The steps 2 and 3 might be reiteraded until one has found a suitable model. We want to perform this procedure on a dataset which contains average house prices for the UK from January 1991 to May 2007.

### Data

In [1]:
# Load the dta-file into a dataframe, compute the relative price change and generate a time variable.
# Put everything together into one DataFrame.

In [2]:
# Plot both series with matplotlib. The relative price changes might have to be adapted in scale.

## 1. Identification

In [3]:
# Identify serial correlation via ACF and PACF.

In [5]:
# Compute the numerical values for the ACF and PACF.

In [5]:
# Just to refresh, let's calculate the PAC for lag k=3 via an OLS regression.

## 2. Estimation

In [4]:
# Estimate candidate models according to ACF and PACF.
# Let's try an AR(2) and ARMA(1,1).

# AR(2) via OLS

In [7]:
# AR(2) via ARIMA

## Remark!

The constants are different!

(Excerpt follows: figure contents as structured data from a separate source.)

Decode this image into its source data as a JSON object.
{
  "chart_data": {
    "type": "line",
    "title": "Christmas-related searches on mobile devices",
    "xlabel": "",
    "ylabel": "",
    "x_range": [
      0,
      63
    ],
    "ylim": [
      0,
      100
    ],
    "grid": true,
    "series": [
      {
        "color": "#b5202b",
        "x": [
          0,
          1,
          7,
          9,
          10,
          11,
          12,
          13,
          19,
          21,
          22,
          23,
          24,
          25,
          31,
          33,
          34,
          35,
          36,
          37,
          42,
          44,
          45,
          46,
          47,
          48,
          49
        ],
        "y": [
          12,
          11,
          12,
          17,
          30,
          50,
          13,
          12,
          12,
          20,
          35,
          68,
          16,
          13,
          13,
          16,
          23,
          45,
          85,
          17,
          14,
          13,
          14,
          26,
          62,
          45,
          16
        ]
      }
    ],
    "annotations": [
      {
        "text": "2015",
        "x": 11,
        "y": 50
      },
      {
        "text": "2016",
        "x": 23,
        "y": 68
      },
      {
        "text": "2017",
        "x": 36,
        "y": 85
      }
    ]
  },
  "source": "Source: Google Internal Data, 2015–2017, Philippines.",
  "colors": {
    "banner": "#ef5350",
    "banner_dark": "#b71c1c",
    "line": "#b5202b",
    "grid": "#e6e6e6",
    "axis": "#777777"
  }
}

This is due to the fact, that via OLS one estimates the actual constant $\delta$ in $y=\delta+\alpha x_1+\beta x_2+\varepsilon$. The ARIMA command instead gives $\mu=\frac{\delta}{1-\alpha-\beta}$ as the constant, which in reality is the unconditional mean.

In [8]:
# ARMA(1,1) via ARIMA

## 3. Diagnostic Checking

In [9]:
# Check the residuals of the AR(2) and ARMA(1,1). What should they look like?

In [10]:
# Check if the residuals are still serially correlated.
# ACF and PACF of AR(2) residuals

In [11]:
# ACF and PACF of ARMA(1,1)

In [12]:
# Significant spikes at lag k=2 suggest, that we should look for a different model.
# Let's try an ARMA(2,1)

In [13]:
# Restrict the model by dropping the insignificant ar.L1 term.

In [14]:
# Check the residuals again.

## Result

Which model do you choose?

## 4. Forecasting

In [15]:
# Estimate the AR(2), but without the last 5 observations.

In [16]:
# Compute forecasts five periods into the future.

In [17]:
# Plot them against the observed series. What can you observe?